Cuore e circolazione: conoscere i fattori di rischio per proteggere la salute
Le malattie cardiovascolari non iniziano necessariamente con la comparsa dei primi sintomi. Molti dei fattori che possono comprometterne la salute agiscono nel tempo, spesso senza manifestazioni evidenti. Per questo prevenzione, conoscenza del proprio profilo di rischio e controlli appropriati rappresentano strumenti fondamentali per proteggere cuore e sistema vascolare.
È uno dei temi che trovano spazio nei Medical Talks delle Longevity Weeks Costa Smeralda, dove specialisti di diverse discipline si confrontano sulla prevenzione e sulla possibilità di intervenire prima che una condizione clinica diventi più complessa.
Il rischio cardiovascolare non dipende da un solo fattore
Pressione arteriosa elevata, alterazioni del colesterolo, diabete, fumo, sedentarietà e sovrappeso sono alcuni dei principali fattori modificabili associati alle patologie cardiovascolari.
Considerarli singolarmente, tuttavia, può essere riduttivo. In medicina è importante valutare il rischio cardiovascolare complessivo, tenendo conto anche dell’età, della storia familiare e delle condizioni cliniche della persona.
La prevenzione parte quindi dalla conoscenza: misurare la pressione, effettuare gli esami indicati dal medico e riconoscere eventuali condizioni di rischio permette di intervenire con maggiore tempestività.
Proteggere anche le arterie
Quando si parla di salute cardiovascolare, l’attenzione tende a concentrarsi sul cuore. Ma il sistema circolatorio comprende una complessa rete di arterie e vasi sanguigni che trasporta sangue e ossigeno in tutto l’organismo.
Le patologie vascolari possono interessare distretti differenti e richiedono competenze specifiche. La chirurgia vascolare ed endovascolare, insieme alle moderne tecniche diagnostiche, consente oggi di individuare e trattare numerose condizioni con strategie sempre più mirate.
È un ambito rappresentato nei Med Talks anche dalle competenze di specialisti come Giovanni Nano, professore ordinario di Chirurgia Vascolare all’Università degli Studi di Milano e responsabile dell’Unità di Chirurgia Vascolare ed Endovascolare dell’IRCCS Policlinico San Donato.
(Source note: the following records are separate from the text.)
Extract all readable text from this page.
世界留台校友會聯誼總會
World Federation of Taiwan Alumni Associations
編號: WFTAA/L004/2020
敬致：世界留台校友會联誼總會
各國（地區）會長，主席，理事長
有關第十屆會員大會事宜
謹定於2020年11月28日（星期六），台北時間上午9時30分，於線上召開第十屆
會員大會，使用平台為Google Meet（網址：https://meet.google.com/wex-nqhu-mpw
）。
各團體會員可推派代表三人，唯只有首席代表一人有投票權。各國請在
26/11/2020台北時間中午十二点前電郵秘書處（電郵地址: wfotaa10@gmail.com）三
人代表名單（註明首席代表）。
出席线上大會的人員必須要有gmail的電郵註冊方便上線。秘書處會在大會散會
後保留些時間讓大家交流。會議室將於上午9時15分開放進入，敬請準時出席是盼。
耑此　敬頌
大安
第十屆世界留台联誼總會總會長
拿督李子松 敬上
Prevenzione cardiovascolare: il ruolo degli stili di vita
Una parte importante della prevenzione si costruisce nella quotidianità. Attività fisica regolare, alimentazione equilibrata, controllo del peso, astensione dal fumo e attenzione ai parametri metabolici contribuiscono alla tutela della salute cardiovascolare.
Il movimento, in particolare, non riguarda soltanto la performance sportiva. Inserito in maniera adeguata alle condizioni individuali, rappresenta uno degli elementi su cui costruire una strategia di prevenzione.
Anche in questo caso non esiste una formula identica per tutti: età, stato di salute, eventuali patologie e caratteristiche individuali devono orientare le scelte.
Il cuore al centro di una visione multidisciplinare
La prevenzione cardiovascolare richiede sempre più spesso l’incontro tra competenze diverse. Cardiologia, chirurgia vascolare, diagnostica, medicina preventiva e scienze motorie possono osservare aspetti differenti dello stesso problema.
Ne è un esempio il lavoro di Roberta Montisci, cardiologa e docente dell’Università di Cagliari, impegnata nell’attività clinica, nella ricerca e nella divulgazione sui temi della prevenzione delle malattie cardiovascolari e dei corretti stili di vita.
È proprio questa pluralità di prospettive a caratterizzare i Medical Talks: non una successione di interventi isolati, ma un’occasione per mettere in relazione specializzazioni differenti intorno alla tutela della salute.
Med Talks: conoscere per prevenire
Parlare di cuore e circolazione significa quindi parlare soprattutto di prevenzione consapevole. Conoscere i fattori di rischio, effettuare i controlli appropriati e adottare comportamenti coerenti con il proprio stato di salute permette di trasformare la prevenzione da concetto astratto a pratica concreta.
I Medical Talks delle Longevity Weeks Costa Smeralda portano questi temi al centro del confronto tra medici, ricercatori e pubblico, con l’obiettivo di rendere la conoscenza scientifica più accessibile e favorire una maggiore consapevolezza sul valore della prevenzione.